The most common flow modification in cases treated with ipsilateral deployment was that the contralateral A2 became supplied by its ipsilateral A1 (18/29, 62%). Focusing on the subgroups with H2 and H3 anatomical setting, 75% (6/8) and 100% (3/3) of the cases reported an increase in caliber of the contralateral A1, respectively. It is interesting to underline that in one of these three H3 type cases, contralateral A2 was supplied by leptomeningeal collateral circulation from ipsilateral MCA and PCA probably because the flow through the hypertrophied A1 was not enough to support the demands of the cerebral tissue. None of these angiographic changes in blood flow resulted in clinical symptoms.

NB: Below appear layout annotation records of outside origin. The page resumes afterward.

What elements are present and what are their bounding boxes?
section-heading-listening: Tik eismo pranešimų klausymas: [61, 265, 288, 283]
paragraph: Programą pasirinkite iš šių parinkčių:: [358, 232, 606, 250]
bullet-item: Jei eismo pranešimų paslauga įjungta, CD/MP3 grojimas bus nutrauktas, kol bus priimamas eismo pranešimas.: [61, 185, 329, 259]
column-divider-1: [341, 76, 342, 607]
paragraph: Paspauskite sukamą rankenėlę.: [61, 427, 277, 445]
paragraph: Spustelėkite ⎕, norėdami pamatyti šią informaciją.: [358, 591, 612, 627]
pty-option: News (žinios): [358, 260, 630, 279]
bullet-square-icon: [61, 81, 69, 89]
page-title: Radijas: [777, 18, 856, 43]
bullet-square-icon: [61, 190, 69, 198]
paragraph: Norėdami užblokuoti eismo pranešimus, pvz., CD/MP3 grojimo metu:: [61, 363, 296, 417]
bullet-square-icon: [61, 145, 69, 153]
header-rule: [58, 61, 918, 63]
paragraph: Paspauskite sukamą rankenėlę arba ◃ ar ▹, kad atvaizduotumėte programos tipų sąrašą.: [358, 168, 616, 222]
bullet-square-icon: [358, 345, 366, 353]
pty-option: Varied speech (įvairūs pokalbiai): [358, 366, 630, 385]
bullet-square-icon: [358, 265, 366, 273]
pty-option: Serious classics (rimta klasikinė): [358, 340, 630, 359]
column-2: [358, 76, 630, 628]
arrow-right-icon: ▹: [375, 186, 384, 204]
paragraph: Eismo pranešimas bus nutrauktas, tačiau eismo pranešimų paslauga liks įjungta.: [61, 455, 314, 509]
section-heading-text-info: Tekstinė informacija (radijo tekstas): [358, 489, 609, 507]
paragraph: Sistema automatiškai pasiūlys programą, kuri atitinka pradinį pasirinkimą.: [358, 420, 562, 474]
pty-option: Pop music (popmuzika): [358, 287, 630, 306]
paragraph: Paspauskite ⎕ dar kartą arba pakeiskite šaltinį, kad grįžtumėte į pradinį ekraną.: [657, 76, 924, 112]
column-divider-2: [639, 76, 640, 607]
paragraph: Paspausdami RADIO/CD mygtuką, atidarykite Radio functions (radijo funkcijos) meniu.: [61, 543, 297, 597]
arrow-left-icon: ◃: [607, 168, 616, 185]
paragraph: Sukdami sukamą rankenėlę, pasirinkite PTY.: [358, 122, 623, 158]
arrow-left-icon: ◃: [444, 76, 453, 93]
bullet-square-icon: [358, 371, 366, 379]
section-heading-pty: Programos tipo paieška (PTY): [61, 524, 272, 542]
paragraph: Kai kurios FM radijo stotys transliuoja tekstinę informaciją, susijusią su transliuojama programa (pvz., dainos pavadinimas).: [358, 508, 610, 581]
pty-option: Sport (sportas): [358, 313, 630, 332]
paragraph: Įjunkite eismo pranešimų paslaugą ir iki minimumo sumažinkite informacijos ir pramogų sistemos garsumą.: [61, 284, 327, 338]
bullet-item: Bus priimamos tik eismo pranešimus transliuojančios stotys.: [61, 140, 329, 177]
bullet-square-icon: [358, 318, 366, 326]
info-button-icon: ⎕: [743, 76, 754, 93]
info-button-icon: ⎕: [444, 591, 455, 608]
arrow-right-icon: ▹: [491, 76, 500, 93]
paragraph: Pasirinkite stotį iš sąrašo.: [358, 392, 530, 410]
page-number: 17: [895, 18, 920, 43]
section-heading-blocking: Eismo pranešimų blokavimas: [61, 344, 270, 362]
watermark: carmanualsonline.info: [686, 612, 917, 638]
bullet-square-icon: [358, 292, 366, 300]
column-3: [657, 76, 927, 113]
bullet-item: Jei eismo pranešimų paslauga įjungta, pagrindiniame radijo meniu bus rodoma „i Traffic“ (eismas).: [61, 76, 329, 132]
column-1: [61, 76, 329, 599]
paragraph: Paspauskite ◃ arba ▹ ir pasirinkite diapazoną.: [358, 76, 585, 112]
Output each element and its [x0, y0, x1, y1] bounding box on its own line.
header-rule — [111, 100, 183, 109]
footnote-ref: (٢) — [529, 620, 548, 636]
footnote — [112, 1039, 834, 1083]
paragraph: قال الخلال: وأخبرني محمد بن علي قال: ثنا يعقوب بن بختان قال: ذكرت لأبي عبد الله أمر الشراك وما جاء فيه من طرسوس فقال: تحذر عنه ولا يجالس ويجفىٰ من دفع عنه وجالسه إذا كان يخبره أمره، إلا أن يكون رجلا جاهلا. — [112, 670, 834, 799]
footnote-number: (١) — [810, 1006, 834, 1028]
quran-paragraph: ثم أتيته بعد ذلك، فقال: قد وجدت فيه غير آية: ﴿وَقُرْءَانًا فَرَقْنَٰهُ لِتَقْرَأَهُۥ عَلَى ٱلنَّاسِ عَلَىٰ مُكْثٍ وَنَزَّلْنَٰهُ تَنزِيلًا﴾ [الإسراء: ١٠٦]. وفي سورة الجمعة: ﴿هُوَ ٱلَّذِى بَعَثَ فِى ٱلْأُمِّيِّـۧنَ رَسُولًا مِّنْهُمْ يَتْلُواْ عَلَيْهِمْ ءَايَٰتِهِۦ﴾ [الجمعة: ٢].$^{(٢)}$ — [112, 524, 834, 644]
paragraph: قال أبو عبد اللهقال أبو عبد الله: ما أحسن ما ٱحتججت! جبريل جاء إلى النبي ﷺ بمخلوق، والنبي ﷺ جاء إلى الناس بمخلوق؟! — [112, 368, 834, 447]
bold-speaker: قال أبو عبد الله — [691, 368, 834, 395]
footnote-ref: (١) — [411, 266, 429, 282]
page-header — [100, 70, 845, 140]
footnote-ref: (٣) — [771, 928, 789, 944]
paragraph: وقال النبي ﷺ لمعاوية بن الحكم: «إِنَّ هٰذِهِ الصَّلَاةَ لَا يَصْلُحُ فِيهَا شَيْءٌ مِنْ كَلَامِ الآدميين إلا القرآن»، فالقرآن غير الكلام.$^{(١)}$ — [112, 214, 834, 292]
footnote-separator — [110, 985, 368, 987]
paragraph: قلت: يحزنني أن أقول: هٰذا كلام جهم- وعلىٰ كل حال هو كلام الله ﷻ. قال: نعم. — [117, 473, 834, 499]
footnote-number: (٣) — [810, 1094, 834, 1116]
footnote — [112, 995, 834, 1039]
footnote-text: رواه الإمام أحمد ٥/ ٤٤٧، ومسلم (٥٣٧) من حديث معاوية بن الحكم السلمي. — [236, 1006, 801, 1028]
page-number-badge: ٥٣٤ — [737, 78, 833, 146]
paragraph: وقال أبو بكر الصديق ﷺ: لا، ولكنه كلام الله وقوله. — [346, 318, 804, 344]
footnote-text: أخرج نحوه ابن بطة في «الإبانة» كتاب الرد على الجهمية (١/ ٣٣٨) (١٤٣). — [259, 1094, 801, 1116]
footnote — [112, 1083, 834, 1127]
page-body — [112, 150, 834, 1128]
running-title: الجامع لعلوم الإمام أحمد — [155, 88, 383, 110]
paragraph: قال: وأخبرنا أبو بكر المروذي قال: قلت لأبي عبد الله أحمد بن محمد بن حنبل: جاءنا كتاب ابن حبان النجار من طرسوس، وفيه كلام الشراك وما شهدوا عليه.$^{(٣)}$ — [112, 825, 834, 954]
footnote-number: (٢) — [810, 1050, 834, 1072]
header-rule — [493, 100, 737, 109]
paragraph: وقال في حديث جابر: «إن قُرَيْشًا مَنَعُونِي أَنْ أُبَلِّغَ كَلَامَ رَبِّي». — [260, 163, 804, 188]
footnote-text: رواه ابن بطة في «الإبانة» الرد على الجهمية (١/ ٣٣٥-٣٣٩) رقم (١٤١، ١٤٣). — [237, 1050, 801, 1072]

Fifteen patients had previously been treated with other techniques (coiling and/or clipping) and were retreated because an aneurysmal remnant was detected. Among these, two patients admitted with subarachnoid hemorrhage underwent a loose coiling in emergency to avoid the imminent risk of rebleeding and then the treatment was completed by deploying a FDD within one month, once the risk of SAH-induced vasospasm has passed. This strategy can be very useful in wide-neck aneurysms where a particularly dense coiling could lead to the occlusion of the afferent vessels or in dissecting aneurysms, in which it is necessary to reconstruct the vessel wall [
26].
Overall morbidity was 6% (2/34): two SAEs (one in the intra/periprocedural period, and one in the delayed period) and zero MAE, comparable to that reported by Pagiola et al. [
17], Colby et al. [
21], and Cagnazzo et al. [
22], which were 3.3%, 9% and 8.6%, respectively. Furthermore, morbidity in our series is comparable to that reported by other techniques such as stent assisted coiling [
27] and WEB [
28].
Acute in-stent thrombosis was the most common intraprocedural adverse event and occurred in 6/34 procedures (18%). Management of the thromboembolic complications could be challenging. The general consensus is to use intravenous antiplatelet agents, currently considered the first choice because platelet aggregation represents a primary component of acutely formed arterial thrombi, [
29] and to avoid fibrinolytic agents because associated with greater morbidity and mortality than rescue therapy with glycoprotein IIb/IIIa inhibitors. [
30] In the reported cases we used abciximab [
31], which worked in 67% of cases (4/6). Regarding the remaining two cases, in one case the occlusion was resolved by angioplasty with a balloon catheter (Scepter, Microvention, Aliso Viejo, CA, USA) followed by the placement of a closed-cell stent, without clinical consequences; in the other case we were unable to resolve the occlusion despite an attempt at intrastent thrombectomy and of the FDD’s removal, resulting in ischemia of the territory supplied by the anterior cerebral artery (mRS = 4).
Limitations
The limitations of this study are its retrospective design, the non-randomized nature and the small number of patients. Other limitations consist in the lack of balance among the FDD deployment technique, the location of the aneurysm (ACoA vs. A1-A2 junction), and the anatomical configurations of the ACoA region. Large randomized prospective clinical studies are needed to define how anatomical factors can affect the efficacy and the safety in the treatment of the aneurysms of the anterior communicating artery region.